CD34, LYVE-I and GLUT-1 were considered as positive markers for vascular endothelial cells, lymphatic malformation endothelial cells and hemangiomas endothelial cells, respectively (11–13). Expression levels of PDE5 demonstrated that the expression of PDE5 was present in the cytoplasm of endothelial cells of hemangiomas, but not in the lymphatic malformation endothelia (Fig. 1).

Specimen-derived HemECs were identified using vWF and CD34 markers, and positive expression of PDE-5 was also determined (Fig. 2). Viability of HemECs was determined via MTT assay following treatment with sildenafil (0, 1, 3, 5, 10 or 15 µM) for different durations (24, 48 and 72 h). As the concentration increased, the suppressive effects gradually increased in a dose-dependent manner (Fig. 3A). It was demonstrated that 5 µM sildenafil exerted significant suppressive effects on the viability of HemECs following incubation for 24 h, compared with the control group (0 µM sildenafil; t=3.220, **P<0.01; Fig. 3B). However, insignificant suppression of viability was observed in HemECs treated with 10–15 µM sildenafil (P>0.05). Therefore, the present study considered 5 µM and 24 h to be the minimal effective concentration and duration of sildenafil treatment, respectively, for the optimal suppression of HemECs.
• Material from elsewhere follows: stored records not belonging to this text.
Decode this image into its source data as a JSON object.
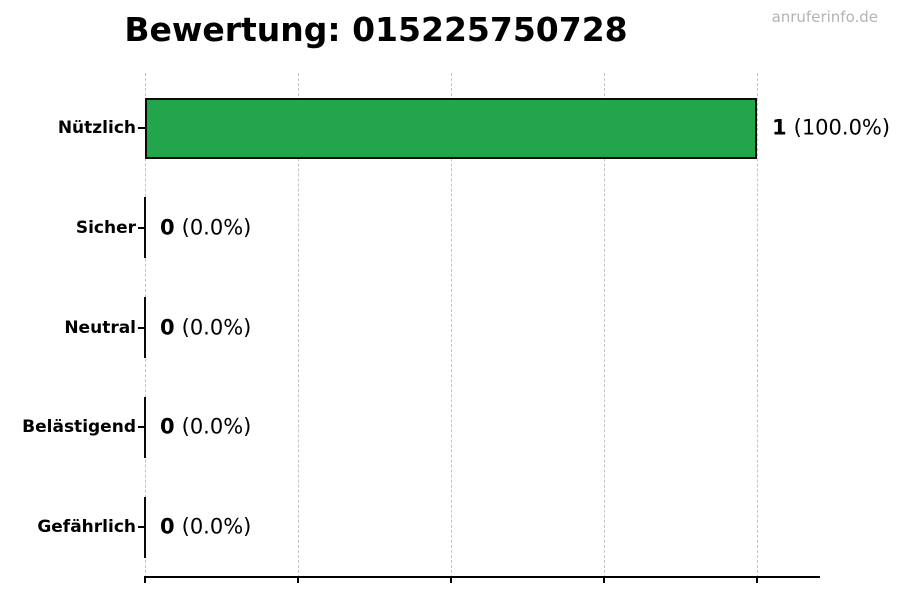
{
  "header": {
    "watermark": "anruferinfo.de"
  },
  "chart_data": {
    "type": "bar",
    "orientation": "horizontal",
    "title": "Bewertung: 015225750728",
    "categories": [
      "Nützlich",
      "Sicher",
      "Neutral",
      "Belästigend",
      "Gefährlich"
    ],
    "values": [
      1,
      0,
      0,
      0,
      0
    ],
    "percentages": [
      100.0,
      0.0,
      0.0,
      0.0,
      0.0
    ],
    "value_labels": [
      {
        "count": "1",
        "pct": "(100.0%)"
      },
      {
        "count": "0",
        "pct": "(0.0%)"
      },
      {
        "count": "0",
        "pct": "(0.0%)"
      },
      {
        "count": "0",
        "pct": "(0.0%)"
      },
      {
        "count": "0",
        "pct": "(0.0%)"
      }
    ],
    "xlim": [
      0,
      1.1
    ],
    "gridline_values": [
      0,
      0.25,
      0.5,
      0.75,
      1.0
    ],
    "grid": "vertical-dashed",
    "bar_color": "#23a54b",
    "bar_edge_color": "#000000",
    "legend": "none",
    "xlabel": "",
    "ylabel": ""
  }
}
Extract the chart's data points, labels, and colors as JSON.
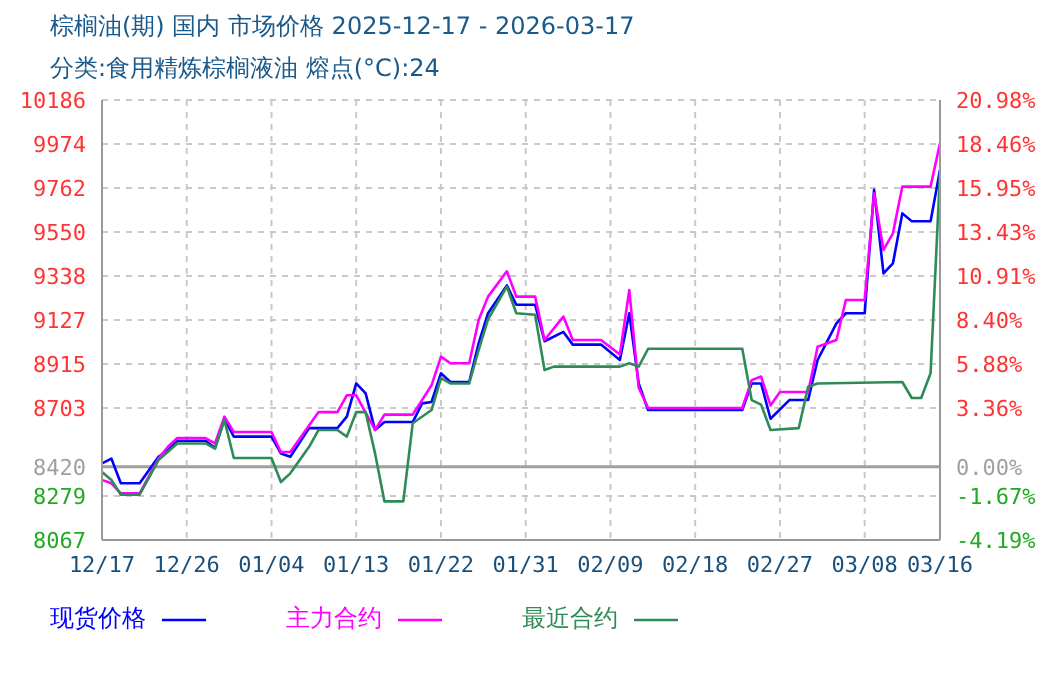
{
  "chart_data": {
    "type": "line",
    "title": "棕榈油(期) 国内 市场价格 2025-12-17 - 2026-03-17",
    "subtitle": "分类:食用精炼棕榈液油 熔点(°C):24",
    "xlim": [
      "2025-12-17",
      "2026-03-16"
    ],
    "xticks": [
      {
        "value": "2025-12-17",
        "label": "12/17"
      },
      {
        "value": "2025-12-26",
        "label": "12/26"
      },
      {
        "value": "2026-01-04",
        "label": "01/04"
      },
      {
        "value": "2026-01-13",
        "label": "01/13"
      },
      {
        "value": "2026-01-22",
        "label": "01/22"
      },
      {
        "value": "2026-01-31",
        "label": "01/31"
      },
      {
        "value": "2026-02-09",
        "label": "02/09"
      },
      {
        "value": "2026-02-18",
        "label": "02/18"
      },
      {
        "value": "2026-02-27",
        "label": "02/27"
      },
      {
        "value": "2026-03-08",
        "label": "03/08"
      },
      {
        "value": "2026-03-16",
        "label": "03/16"
      }
    ],
    "ylim": [
      8067,
      10186
    ],
    "yticks": [
      8067,
      8279,
      8420,
      8703,
      8915,
      9127,
      9338,
      9550,
      9762,
      9974,
      10186
    ],
    "y2lim": [
      -4.19,
      20.98
    ],
    "y2ticks": [
      {
        "value": -4.19,
        "label": "-4.19%"
      },
      {
        "value": -1.67,
        "label": "-1.67%"
      },
      {
        "value": 0,
        "label": "0.00%"
      },
      {
        "value": 3.36,
        "label": "3.36%"
      },
      {
        "value": 5.88,
        "label": "5.88%"
      },
      {
        "value": 8.4,
        "label": "8.40%"
      },
      {
        "value": 10.91,
        "label": "10.91%"
      },
      {
        "value": 13.43,
        "label": "13.43%"
      },
      {
        "value": 15.95,
        "label": "15.95%"
      },
      {
        "value": 18.46,
        "label": "18.46%"
      },
      {
        "value": 20.98,
        "label": "20.98%"
      }
    ],
    "ref_lines": [
      {
        "axis": "y",
        "value": 8420,
        "color": "#a0a0a0",
        "line_style": "solid"
      }
    ],
    "grid": true,
    "legend": "bottom",
    "marker": "none",
    "line_style": "solid",
    "series": [
      {
        "name": "现货价格",
        "color": "#0000ff",
        "x": [
          "2025-12-17",
          "2025-12-18",
          "2025-12-19",
          "2025-12-21",
          "2025-12-23",
          "2025-12-24",
          "2025-12-25",
          "2025-12-28",
          "2025-12-29",
          "2025-12-30",
          "2025-12-31",
          "2026-01-04",
          "2026-01-05",
          "2026-01-06",
          "2026-01-08",
          "2026-01-11",
          "2026-01-12",
          "2026-01-13",
          "2026-01-14",
          "2026-01-15",
          "2026-01-16",
          "2026-01-19",
          "2026-01-20",
          "2026-01-21",
          "2026-01-22",
          "2026-01-23",
          "2026-01-25",
          "2026-01-26",
          "2026-01-27",
          "2026-01-29",
          "2026-01-30",
          "2026-02-01",
          "2026-02-02",
          "2026-02-04",
          "2026-02-05",
          "2026-02-08",
          "2026-02-10",
          "2026-02-11",
          "2026-02-12",
          "2026-02-13",
          "2026-02-23",
          "2026-02-24",
          "2026-02-25",
          "2026-02-26",
          "2026-02-28",
          "2026-03-02",
          "2026-03-03",
          "2026-03-05",
          "2026-03-06",
          "2026-03-08",
          "2026-03-09",
          "2026-03-10",
          "2026-03-11",
          "2026-03-12",
          "2026-03-13",
          "2026-03-15",
          "2026-03-16"
        ],
        "values": [
          8436,
          8459,
          8340,
          8340,
          8468,
          8500,
          8545,
          8545,
          8510,
          8651,
          8565,
          8565,
          8484,
          8468,
          8606,
          8606,
          8661,
          8821,
          8773,
          8597,
          8635,
          8635,
          8725,
          8732,
          8870,
          8828,
          8828,
          9014,
          9159,
          9293,
          9200,
          9200,
          9024,
          9069,
          9008,
          9008,
          8934,
          9159,
          8821,
          8693,
          8693,
          8821,
          8821,
          8651,
          8741,
          8741,
          8934,
          9110,
          9159,
          9159,
          9753,
          9351,
          9399,
          9640,
          9602,
          9602,
          9849
        ]
      },
      {
        "name": "主力合约",
        "color": "#ff00ff",
        "x": [
          "2025-12-17",
          "2025-12-18",
          "2025-12-19",
          "2025-12-21",
          "2025-12-23",
          "2025-12-24",
          "2025-12-25",
          "2025-12-28",
          "2025-12-29",
          "2025-12-30",
          "2025-12-31",
          "2026-01-04",
          "2026-01-05",
          "2026-01-06",
          "2026-01-09",
          "2026-01-11",
          "2026-01-12",
          "2026-01-13",
          "2026-01-15",
          "2026-01-16",
          "2026-01-19",
          "2026-01-21",
          "2026-01-22",
          "2026-01-23",
          "2026-01-25",
          "2026-01-26",
          "2026-01-27",
          "2026-01-29",
          "2026-01-30",
          "2026-02-01",
          "2026-02-02",
          "2026-02-04",
          "2026-02-05",
          "2026-02-08",
          "2026-02-10",
          "2026-02-11",
          "2026-02-12",
          "2026-02-13",
          "2026-02-23",
          "2026-02-24",
          "2026-02-25",
          "2026-02-26",
          "2026-02-27",
          "2026-03-02",
          "2026-03-03",
          "2026-03-05",
          "2026-03-06",
          "2026-03-08",
          "2026-03-09",
          "2026-03-10",
          "2026-03-11",
          "2026-03-12",
          "2026-03-15",
          "2026-03-16"
        ],
        "values": [
          8356,
          8340,
          8292,
          8292,
          8459,
          8516,
          8558,
          8558,
          8532,
          8661,
          8587,
          8587,
          8491,
          8491,
          8683,
          8683,
          8764,
          8764,
          8597,
          8671,
          8671,
          8812,
          8950,
          8918,
          8918,
          9126,
          9239,
          9361,
          9239,
          9239,
          9030,
          9143,
          9030,
          9030,
          8960,
          9271,
          8800,
          8703,
          8703,
          8837,
          8854,
          8715,
          8780,
          8780,
          8998,
          9030,
          9223,
          9223,
          9737,
          9464,
          9544,
          9769,
          9769,
          9977
        ]
      },
      {
        "name": "最近合约",
        "color": "#2e8b57",
        "x": [
          "2025-12-17",
          "2025-12-18",
          "2025-12-19",
          "2025-12-21",
          "2025-12-23",
          "2025-12-25",
          "2025-12-28",
          "2025-12-29",
          "2025-12-30",
          "2025-12-31",
          "2026-01-04",
          "2026-01-05",
          "2026-01-06",
          "2026-01-08",
          "2026-01-09",
          "2026-01-11",
          "2026-01-12",
          "2026-01-13",
          "2026-01-14",
          "2026-01-15",
          "2026-01-16",
          "2026-01-18",
          "2026-01-19",
          "2026-01-21",
          "2026-01-22",
          "2026-01-23",
          "2026-01-25",
          "2026-01-26",
          "2026-01-27",
          "2026-01-29",
          "2026-01-30",
          "2026-02-01",
          "2026-02-02",
          "2026-02-03",
          "2026-02-10",
          "2026-02-11",
          "2026-02-12",
          "2026-02-13",
          "2026-02-23",
          "2026-02-24",
          "2026-02-25",
          "2026-02-26",
          "2026-03-01",
          "2026-03-02",
          "2026-03-03",
          "2026-03-12",
          "2026-03-13",
          "2026-03-14",
          "2026-03-15",
          "2026-03-16"
        ],
        "values": [
          8394,
          8356,
          8285,
          8285,
          8452,
          8532,
          8532,
          8507,
          8645,
          8462,
          8462,
          8346,
          8388,
          8516,
          8597,
          8597,
          8565,
          8683,
          8683,
          8484,
          8253,
          8253,
          8629,
          8693,
          8847,
          8821,
          8821,
          8982,
          9130,
          9287,
          9159,
          9152,
          8886,
          8902,
          8902,
          8918,
          8902,
          8988,
          8988,
          8741,
          8719,
          8597,
          8606,
          8805,
          8821,
          8828,
          8751,
          8751,
          8870,
          9833
        ]
      }
    ]
  }
}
Following treatment with 5 µM sildenafil for 24 h, the morphology of HemECs changed, indicated by the destruction of intercellular junctions and increasing particles in the cytoplasm observed under light microscopy (Fig. 3C). Results of the FITC-PI labeled flow cytometric analysis demonstrated a higher apoptosis rate of 10.5% compared with 2.53% in the control group (Fig. 3D).

Following treatment with 5 µM sildenafil for 24 h, the relative mRNA expression levels of Id-1 in the HemECs markedly decreased by 44.2%, according to the 2^−ΔΔCq method (t=9.749; df=4; P=0.0006; Fig. 4A). Additionally, the protein expression levels of Id-1 markedly decreased following treatment with sildenafil, according to the grey scale of obtained immunoblotting bands (Fig. 4B). These results suggest that, the Id-1 gene was downregulated at the mRNA and protein expression levels following treatment with 5 µM sildenafil. Therefore, it was suggested that sildenafil may inhibit the proliferation of HemECs by downregulating the gene expression of Id-1 in HemECs.